Vent’anni fa il mondo assisteva all’inizio della guerra in Iraq: una guerra avviata sulla base di una nuova linea in materia di diritto internazionale elaborata dalla Casa Bianca, all’epoca governata da George W. Bush. Si chiamava “legittima difesa preventiva”. Estranea alla Carta delle Nazioni Unite, era stata utilizzata per la prima volta dagli Stati Uniti nel 2001, per invadere l’Afghanistan, e ufficializzata nel 2002 con l’inserimento nella National Security Strategy presentata da Bush al Parlamento di Washington. Era una dottrina figlia degli attentati dell’11 settembre, utilizzata a caldo contro l’Afghanistan accusato di dare rifugio a Osama bin Laden, leader della rete terroristica sunnita Al Qaed. Secondo l’intelligence americana, da lì bin Laden avrebbe potuto organizzare attentati contro strutture e cittadini degli Stati Uniti. In realtà, bin Laden sarebbe stato individuato e ucciso solo nel 2011, non in Afghanistan bensì in Pakistan, alleato di ferro degli Stati Uniti.

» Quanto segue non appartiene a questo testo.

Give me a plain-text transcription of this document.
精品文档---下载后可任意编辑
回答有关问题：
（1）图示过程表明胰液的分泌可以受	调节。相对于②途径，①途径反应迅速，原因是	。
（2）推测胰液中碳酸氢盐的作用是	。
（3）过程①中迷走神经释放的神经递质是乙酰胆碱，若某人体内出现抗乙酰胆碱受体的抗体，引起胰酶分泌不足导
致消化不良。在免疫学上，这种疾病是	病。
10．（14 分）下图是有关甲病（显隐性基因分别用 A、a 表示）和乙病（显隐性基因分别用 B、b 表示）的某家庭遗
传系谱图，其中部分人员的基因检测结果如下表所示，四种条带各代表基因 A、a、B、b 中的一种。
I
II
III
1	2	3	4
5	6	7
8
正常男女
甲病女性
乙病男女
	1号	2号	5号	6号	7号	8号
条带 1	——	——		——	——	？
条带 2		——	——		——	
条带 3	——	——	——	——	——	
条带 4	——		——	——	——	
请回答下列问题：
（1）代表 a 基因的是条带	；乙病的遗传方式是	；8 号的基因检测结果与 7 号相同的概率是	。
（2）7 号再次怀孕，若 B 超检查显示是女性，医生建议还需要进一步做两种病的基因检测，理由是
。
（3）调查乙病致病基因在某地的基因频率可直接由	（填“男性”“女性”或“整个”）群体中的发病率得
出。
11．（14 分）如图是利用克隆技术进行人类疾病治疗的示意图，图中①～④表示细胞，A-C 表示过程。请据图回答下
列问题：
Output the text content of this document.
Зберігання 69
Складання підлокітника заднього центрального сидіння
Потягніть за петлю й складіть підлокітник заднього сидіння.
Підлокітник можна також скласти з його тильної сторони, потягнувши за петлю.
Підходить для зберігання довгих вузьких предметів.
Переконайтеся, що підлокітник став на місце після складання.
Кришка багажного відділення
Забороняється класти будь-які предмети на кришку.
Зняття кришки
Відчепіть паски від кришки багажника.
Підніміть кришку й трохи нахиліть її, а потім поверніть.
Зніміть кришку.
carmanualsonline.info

La preparazione dell’intervento militare contro l’Iraq, invece, si basava sull’ipotesi che Saddam Hussein, il dittatore di Bagdad, fosse in possesso di armi di distruzione di massa. Fu la prima volta in cui uno Stato democratico divulgò e usò ufficialmente una “fake news”, costruita a tavolino, per indirizzare l’opinione pubblica nazionale e internazionale. Il 5 febbraio 2003, l’allora segretario di Stato americano Colin Powell si presentò all’ONU con una fialetta piena di polvere bianca: era antrace, a suo dire, e costituiva la prova dell’esistenza dell’arsenale chimico dell’Iraq. Ma, dopo anni di guerra, in Iraq l’antrace non fu mai trovato. lo stesso Powell nel 2005 definì quel discorso all’ONU una macchia per la sua carriera.
Intanto, però, il principio della “legittima difesa preventiva” si era affermato, superando quanto recita sullo stesso tema il 51° articolo della Carta dell’ONU. Tornando indietro nel tempo, soltanto l’intervento del 1990 per liberare il Kuwait dall’invasione irachena fu compiuto rispettando tutti i crismi del diritto internazionale: riuscì, infatti, a ottenere il via libera dell’ONU grazie all’astensione dell’URSS nel Consiglio di Sicurezza. Per il resto, con il diritto di veto in mano a cinque potenze schierate su fronti diversi, nei casi di violazioni della Carta dell’ONU è stato impossibile arrivare a interventi concordati e condivisi. Perciò la dottrina della legittima difesa preventiva è diventata una scorciatoia interessante. Non soltanto è stata usata dagli Stati Uniti, ma è condivisa da Australia e Regno Unito, e anche da Israele. L’ultima convertita alla dottrina-Bush è stata la Russia di Vladimir Putin, che ha giustificato l’invasione dell’Ucraina in base all’ipotesi che il Paese confinante potesse diventare una base operativa della NATO, mettendo così in pericolo la sicurezza russa.
Oggi, al momento di iniziare un dialogo tra le parti in guerra, è questo il grande intoppo: come conciliare il diritto dell’Ucraina di riavere i territori occupati, sancito dalla Carta dell’ONU, e il diritto della Russia a garantirsi che da quella frontiera non arrivino pericoli in futuro, rivendicato sulla base della “legittima difesa preventiva”. Un rebus di difficile risoluzione. Per garantire la pace nel mondo, invece, le prime mosse dovrebbero essere la riforma del Consiglio di Sicurezza dell’ONU e la riscrittura delle regole: perché, se siamo arrivati a questo punto, è anche grazie all’uso disinvolto del diritto à la carte da parte dalle potenze globali.